Trade Costs And The "Current Accounts Deficit"
March 8, 2001
When goods are shipped from outside the country they incur numerous additional costs including shipping, currency conversion, tariffs and costs associated with different product standards. These trade costs favor the consumption of domestic goods, and reduce capital flows from country to country.
But trade costs also have countervailing effects favoring international trade:
- Differences in exchange rates can create large discrepancies in prices between domestically produced and imported goods.
- This is the case with the dollar, which is strong against a devaluated euro, making foreign goods cheaper in the United States.
- One consequence of greater consumption of foreign goods is that there is greater foreign investment in the U.S.; meanwhile, only 11 percent of Americans' equity investments are overseas, due to the inherent bias toward domestic investment caused by trade costs.

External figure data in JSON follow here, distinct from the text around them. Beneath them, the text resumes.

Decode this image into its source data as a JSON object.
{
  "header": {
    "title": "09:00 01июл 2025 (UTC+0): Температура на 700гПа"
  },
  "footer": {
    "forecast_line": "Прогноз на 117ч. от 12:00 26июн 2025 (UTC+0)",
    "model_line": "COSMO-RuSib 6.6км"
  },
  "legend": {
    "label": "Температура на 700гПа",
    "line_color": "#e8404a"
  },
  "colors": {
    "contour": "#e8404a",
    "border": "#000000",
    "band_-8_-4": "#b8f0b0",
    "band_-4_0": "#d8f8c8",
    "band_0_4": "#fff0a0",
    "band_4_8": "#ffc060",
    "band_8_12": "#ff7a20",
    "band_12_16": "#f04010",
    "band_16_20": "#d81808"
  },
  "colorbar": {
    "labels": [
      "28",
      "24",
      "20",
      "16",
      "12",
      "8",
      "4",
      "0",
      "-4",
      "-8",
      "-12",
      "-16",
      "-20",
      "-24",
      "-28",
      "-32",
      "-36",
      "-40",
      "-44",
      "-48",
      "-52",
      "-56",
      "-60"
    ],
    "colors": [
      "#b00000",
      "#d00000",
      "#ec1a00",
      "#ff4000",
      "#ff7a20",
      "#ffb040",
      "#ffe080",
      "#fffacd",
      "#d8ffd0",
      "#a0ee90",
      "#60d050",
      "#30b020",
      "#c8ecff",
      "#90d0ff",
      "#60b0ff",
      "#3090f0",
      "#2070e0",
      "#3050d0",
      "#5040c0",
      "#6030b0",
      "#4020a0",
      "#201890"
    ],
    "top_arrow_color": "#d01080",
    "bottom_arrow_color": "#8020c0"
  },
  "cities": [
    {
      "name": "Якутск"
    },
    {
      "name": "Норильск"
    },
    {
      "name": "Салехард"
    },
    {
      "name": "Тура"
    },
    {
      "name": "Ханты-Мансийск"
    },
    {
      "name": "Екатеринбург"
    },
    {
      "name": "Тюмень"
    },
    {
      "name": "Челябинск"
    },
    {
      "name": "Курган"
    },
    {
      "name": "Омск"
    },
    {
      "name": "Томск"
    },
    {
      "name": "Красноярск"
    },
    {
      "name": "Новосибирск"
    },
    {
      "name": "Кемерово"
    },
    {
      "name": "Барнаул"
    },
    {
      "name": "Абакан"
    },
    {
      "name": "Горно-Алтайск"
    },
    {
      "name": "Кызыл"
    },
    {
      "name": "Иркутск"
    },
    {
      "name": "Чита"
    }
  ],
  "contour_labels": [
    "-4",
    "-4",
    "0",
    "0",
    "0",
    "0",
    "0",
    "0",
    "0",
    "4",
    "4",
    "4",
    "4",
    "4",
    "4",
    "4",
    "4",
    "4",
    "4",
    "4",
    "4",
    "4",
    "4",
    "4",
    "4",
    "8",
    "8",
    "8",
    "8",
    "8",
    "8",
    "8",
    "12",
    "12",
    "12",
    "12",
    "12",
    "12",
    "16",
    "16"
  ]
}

These factors are causing a "current account deficit" in U.S. trade. This deficit rarely gets very big before a correction takes place, and is relatively small when compared to total national savings and investment.
Typically, as a country increases its consumption of foreign goods, trade costs aggravate the current accounts balance and escalate domestic interest rates. A high interest rate tends to decrease the consumption of foreign goods in favor of domestic ones, and in turn reduces foreign investment, thereby shifting the current account back in the other direction.
Source: Matthew Davis, "Explaining the Mysteries of International Trade," NBER Digest, December 2000; based on Maurice Obstfeld and Kenneth Rogoff, "The Six Major Puzzles in International Macroeconomics: Is There a Common Cause?" NBER Working Paper No. 7777, July 2000, National Bureau of Economic Research, 1050 Massachusetts Avenue, Cambridge, Mass. 02138.